The industries and trade groups that criticized the proposals include some of the most influential and biggest spenders on Capitol Hill.
AARP, the huge senior citizens advocacy group that mobilized support for health care reform, made it clear that it would not go along with commission recommendations for Social Security, which include raising the eligibility age to 69 by 2075.
David Certner, AARP’s legislative policy director, said the retirement system is not responsible for the deficit and will not face financial difficulties until 2037.
He also said the public, including tea party activists, have not been clamoring for cuts to Social Security.
“People do not view Social Security as a place to cut the deficit,” he said.
The American Farm Bureau is also opposed to the commission’s plan to eliminate $3 billion in annual farm subsidies. Bob Young, chief economist for the farm bureau, said that while members were willing to talk about spending, “that’s an excessive share tagged for agriculture.” Total farm subsidies amount to about $12 billion to $13 billion, he said.

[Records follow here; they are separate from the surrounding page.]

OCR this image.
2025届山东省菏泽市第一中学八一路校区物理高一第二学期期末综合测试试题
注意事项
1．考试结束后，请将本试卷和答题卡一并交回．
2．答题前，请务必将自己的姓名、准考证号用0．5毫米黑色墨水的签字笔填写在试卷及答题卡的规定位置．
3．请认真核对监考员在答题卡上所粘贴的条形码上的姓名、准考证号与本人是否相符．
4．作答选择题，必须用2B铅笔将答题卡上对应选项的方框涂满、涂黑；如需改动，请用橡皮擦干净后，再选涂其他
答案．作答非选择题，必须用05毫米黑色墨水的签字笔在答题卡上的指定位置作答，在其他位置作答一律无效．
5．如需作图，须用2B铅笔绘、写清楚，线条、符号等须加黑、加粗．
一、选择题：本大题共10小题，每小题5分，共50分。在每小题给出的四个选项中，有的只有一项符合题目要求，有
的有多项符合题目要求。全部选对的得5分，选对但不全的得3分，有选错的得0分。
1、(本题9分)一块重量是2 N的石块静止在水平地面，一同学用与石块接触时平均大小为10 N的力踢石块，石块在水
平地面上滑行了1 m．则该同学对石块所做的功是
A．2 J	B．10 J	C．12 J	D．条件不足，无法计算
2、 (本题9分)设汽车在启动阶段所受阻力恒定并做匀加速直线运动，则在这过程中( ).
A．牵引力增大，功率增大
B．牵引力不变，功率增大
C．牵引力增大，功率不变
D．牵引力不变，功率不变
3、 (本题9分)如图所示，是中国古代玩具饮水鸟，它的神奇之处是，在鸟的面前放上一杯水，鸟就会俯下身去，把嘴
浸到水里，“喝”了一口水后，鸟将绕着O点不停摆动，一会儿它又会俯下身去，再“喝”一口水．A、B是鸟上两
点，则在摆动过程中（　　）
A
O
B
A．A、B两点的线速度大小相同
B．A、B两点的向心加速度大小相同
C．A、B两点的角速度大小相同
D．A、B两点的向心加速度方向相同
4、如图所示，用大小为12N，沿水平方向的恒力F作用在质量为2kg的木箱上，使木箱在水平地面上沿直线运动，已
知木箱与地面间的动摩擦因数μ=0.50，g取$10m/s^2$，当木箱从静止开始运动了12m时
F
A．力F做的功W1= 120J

But Young said farmers have not been caught off-guard by the talk, adding that his group has spent the past two to three years educating its members.
“They definitely know farm subsidies are on the table,” he said.
The big oil companies, which devote millions of dollars each year to federal lobbying, are unlikely to accept commission recommendations that include doing away with tax breaks for domestic production. The plan also calls for increasing the gas tax by 15 cents beginning in 2013 to pay for transportation funding.
Juan Palomo, a spokesman for the American Petroleum Institute, which represents big oil companies, called the commission draft “bold and broad in scope.”
“What we are concerned about,” he said, ”is any proposal that would increase tax costs on oil and gas operations. Such policies could impact U.S. consumers and undermine job creation during a time of uncertain economic recovery.”
Smaller trade groups have also sprung into action. The Commercial Spaceflight Federation is opposing the recommendation to eliminate money for NASA’s commercial space program.
John Gedmark, the federation’s executive director, argued that the commercial space program saves money. The alternative — renting seats on Russian spacecraft to reach the space station after the shuttle is retired — is more costly.
The space federation has retained K&L Gates to lobby Congress to include commercial spacecraft as part of its NASA funding. The NASA authorization legislation approved by the House in September allocates $1.3 billion for the development of commercial spacecraft, less than the $3.3 billion requested by the White House.
Gedmark would not say whether the group would have to increase its lobbying in light of the commission draft and fiscally conservative attitudes of new Members of Congress.
“I’ll have to get back to you on that,” he said. But “if we have to keep fighting, we will keep fighting.”